- Bhut Location in Punjab, India Bhut Bhut (India)
- Coordinates: 31°10′43″N 76°01′02″E﻿ / ﻿31.1786822°N 76.0172042°E
- Country: India
- State: Punjab
- District: Shaheed Bhagat Singh Nagar

Government
- • Type: Panchayat raj
- • Body: Gram panchayat
- Elevation: 254 m (833 ft)

Population (2011)
- • Total: 1,523
- Sex ratio 774/749 ♂/♀

Languages
- • Official: Punjabi
- Time zone: UTC+5:30 (IST)
- PIN: 144512
- Telephone code: 01884
- ISO 3166 code: IN-PB
- Post office: Kahma
- Website: nawanshahr.nic.in

= Bhut, Nawanshahr =

Bhut or Bhoot is a village in Shaheed Bhagat Singh Nagar district of Punjab State, India. It is located 1.6 km away from the postal head office at Kahma, 5.3 km from Banga, 11 km from district headquarters Shaheed Bhagat Singh Nagar and 101 km from the state capital of Chandigarh. The village is administrated by a Sarpanch, an elected representative of the village.

== Demography ==
As of 2011, Bhut has a total number of 321 houses and population of 1523, of which 774 include are males while 749 are females according to the report published by Census India in 2011. The literacy rate of Bhut is 80.03%, higher than the state average of 75.84%. The population of children under the age of 6 years is 146, which is 9.59% of total population of Bhut, and the child sex ratio is approximately 802 as compared to the Punjab state average of 846.

Most of the people are from Schedule Caste which constitutes 51.94% of the total population in Bhut. The town does not have any Schedule Tribe population so far.

As per the report published by Census India in 2011, 493 people were engaged in work activities out of the total population of Bhut which includes 415 males and 78 females. 76.88% of workers describe their work as main work and 23.12% workers are involved in marginal activity providing livelihood for less than 6 months.

== Education ==
The village has a Punjabi medium, co-ed primary school founded in 1953. The schools provide mid-day meal as per Indian Midday Meal Scheme. The school provide free education to children between the ages of 6 and 14 as per the Right of Children to Free and Compulsory Education Act.
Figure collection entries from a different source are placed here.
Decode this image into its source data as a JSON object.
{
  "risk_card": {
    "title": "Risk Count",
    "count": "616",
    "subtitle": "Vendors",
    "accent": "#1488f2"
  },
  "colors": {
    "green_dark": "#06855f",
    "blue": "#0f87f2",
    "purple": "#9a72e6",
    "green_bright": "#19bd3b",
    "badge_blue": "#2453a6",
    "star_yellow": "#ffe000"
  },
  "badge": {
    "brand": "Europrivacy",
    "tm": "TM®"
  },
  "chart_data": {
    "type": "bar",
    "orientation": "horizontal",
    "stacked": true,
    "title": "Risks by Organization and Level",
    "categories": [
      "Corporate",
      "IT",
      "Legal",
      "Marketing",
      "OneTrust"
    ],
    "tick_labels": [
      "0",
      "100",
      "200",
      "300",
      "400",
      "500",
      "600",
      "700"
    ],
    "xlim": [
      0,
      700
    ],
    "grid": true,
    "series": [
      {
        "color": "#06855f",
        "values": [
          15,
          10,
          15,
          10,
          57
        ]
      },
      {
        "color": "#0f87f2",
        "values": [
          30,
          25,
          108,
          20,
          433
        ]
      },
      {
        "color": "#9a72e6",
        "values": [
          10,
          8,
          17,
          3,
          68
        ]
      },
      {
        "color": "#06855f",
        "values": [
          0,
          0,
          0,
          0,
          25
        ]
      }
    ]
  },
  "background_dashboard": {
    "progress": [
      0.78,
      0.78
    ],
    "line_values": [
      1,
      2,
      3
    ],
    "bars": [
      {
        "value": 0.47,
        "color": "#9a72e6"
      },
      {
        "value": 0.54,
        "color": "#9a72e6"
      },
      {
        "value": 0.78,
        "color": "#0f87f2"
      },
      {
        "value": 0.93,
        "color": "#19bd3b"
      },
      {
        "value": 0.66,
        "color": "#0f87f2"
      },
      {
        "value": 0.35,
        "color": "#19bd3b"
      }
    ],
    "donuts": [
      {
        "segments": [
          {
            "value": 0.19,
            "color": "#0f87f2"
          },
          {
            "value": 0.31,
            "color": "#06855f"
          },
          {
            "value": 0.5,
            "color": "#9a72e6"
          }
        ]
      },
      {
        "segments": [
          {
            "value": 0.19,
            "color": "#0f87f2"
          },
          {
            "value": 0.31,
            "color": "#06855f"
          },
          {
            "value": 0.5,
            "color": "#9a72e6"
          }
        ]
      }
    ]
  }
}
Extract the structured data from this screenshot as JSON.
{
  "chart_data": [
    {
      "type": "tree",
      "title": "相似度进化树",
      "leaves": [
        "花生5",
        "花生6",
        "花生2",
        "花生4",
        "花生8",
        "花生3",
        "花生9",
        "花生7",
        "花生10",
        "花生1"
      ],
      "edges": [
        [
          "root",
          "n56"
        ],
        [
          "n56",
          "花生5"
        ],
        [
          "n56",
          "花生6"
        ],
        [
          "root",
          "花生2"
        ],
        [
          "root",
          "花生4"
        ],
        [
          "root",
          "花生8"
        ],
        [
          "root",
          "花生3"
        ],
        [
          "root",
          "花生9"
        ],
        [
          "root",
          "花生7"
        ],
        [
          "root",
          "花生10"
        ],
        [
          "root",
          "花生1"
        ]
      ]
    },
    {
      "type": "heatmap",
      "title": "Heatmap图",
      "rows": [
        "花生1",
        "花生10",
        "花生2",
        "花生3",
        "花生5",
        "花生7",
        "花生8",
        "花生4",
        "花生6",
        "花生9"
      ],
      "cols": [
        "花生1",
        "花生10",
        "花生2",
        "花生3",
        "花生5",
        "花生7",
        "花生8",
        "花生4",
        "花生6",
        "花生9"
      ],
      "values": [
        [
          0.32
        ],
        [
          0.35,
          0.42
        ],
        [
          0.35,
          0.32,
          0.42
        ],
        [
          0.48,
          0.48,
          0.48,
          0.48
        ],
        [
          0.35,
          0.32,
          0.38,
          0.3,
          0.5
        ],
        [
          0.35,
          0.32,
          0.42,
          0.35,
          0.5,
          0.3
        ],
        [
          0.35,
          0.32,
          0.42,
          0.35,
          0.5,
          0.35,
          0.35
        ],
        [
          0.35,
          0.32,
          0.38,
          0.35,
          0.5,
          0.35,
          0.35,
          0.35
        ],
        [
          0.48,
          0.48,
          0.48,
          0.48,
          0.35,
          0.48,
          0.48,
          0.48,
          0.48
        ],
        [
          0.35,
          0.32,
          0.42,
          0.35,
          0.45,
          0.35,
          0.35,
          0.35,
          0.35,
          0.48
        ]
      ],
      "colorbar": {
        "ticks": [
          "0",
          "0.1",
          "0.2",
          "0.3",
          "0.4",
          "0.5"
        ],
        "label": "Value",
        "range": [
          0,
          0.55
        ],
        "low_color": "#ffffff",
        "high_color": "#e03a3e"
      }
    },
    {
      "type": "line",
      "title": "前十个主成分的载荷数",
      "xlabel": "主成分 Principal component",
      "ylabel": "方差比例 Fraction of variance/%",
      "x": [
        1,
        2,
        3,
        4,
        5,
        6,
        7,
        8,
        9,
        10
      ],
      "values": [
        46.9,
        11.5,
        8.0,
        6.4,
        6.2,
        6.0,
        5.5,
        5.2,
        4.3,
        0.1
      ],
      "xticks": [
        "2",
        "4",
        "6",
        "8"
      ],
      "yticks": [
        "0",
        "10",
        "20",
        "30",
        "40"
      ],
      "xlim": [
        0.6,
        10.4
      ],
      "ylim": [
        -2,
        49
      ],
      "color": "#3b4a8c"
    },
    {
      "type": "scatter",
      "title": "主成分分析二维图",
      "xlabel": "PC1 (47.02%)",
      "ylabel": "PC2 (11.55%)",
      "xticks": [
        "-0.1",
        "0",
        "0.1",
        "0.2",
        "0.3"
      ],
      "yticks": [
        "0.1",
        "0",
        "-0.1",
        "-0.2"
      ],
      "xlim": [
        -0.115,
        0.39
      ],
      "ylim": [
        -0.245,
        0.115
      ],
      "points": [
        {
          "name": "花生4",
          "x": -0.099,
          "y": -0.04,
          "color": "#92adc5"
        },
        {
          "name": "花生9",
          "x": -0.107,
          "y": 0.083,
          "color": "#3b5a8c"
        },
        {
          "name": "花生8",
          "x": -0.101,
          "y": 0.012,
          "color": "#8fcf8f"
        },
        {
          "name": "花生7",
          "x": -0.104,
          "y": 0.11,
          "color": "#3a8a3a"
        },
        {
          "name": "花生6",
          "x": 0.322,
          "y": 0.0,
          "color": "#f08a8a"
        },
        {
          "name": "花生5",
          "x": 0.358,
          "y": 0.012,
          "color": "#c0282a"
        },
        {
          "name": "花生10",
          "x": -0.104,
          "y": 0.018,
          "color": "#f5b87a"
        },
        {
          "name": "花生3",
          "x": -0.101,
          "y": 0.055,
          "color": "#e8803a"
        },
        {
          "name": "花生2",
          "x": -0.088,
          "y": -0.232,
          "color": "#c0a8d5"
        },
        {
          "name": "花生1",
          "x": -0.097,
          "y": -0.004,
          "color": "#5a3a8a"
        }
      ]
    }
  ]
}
Amardeep Singh Shergill Memorial college Mukandpur and Sikh National College Banga are the nearest colleges. Lovely Professional University is 36.5 km away from the village.

== Transport ==
Banga railway station is the nearest train station; however, Garhshankar Junction railway station is 14 km away from the village. Sahnewal Airport is the nearest domestic airport, which is located 66 km away in Ludhiana and the nearest international airport is located in Chandigarh. Sri Guru Ram Dass Jee International Airport is the second nearest airport which is 145 km away in Amritsar.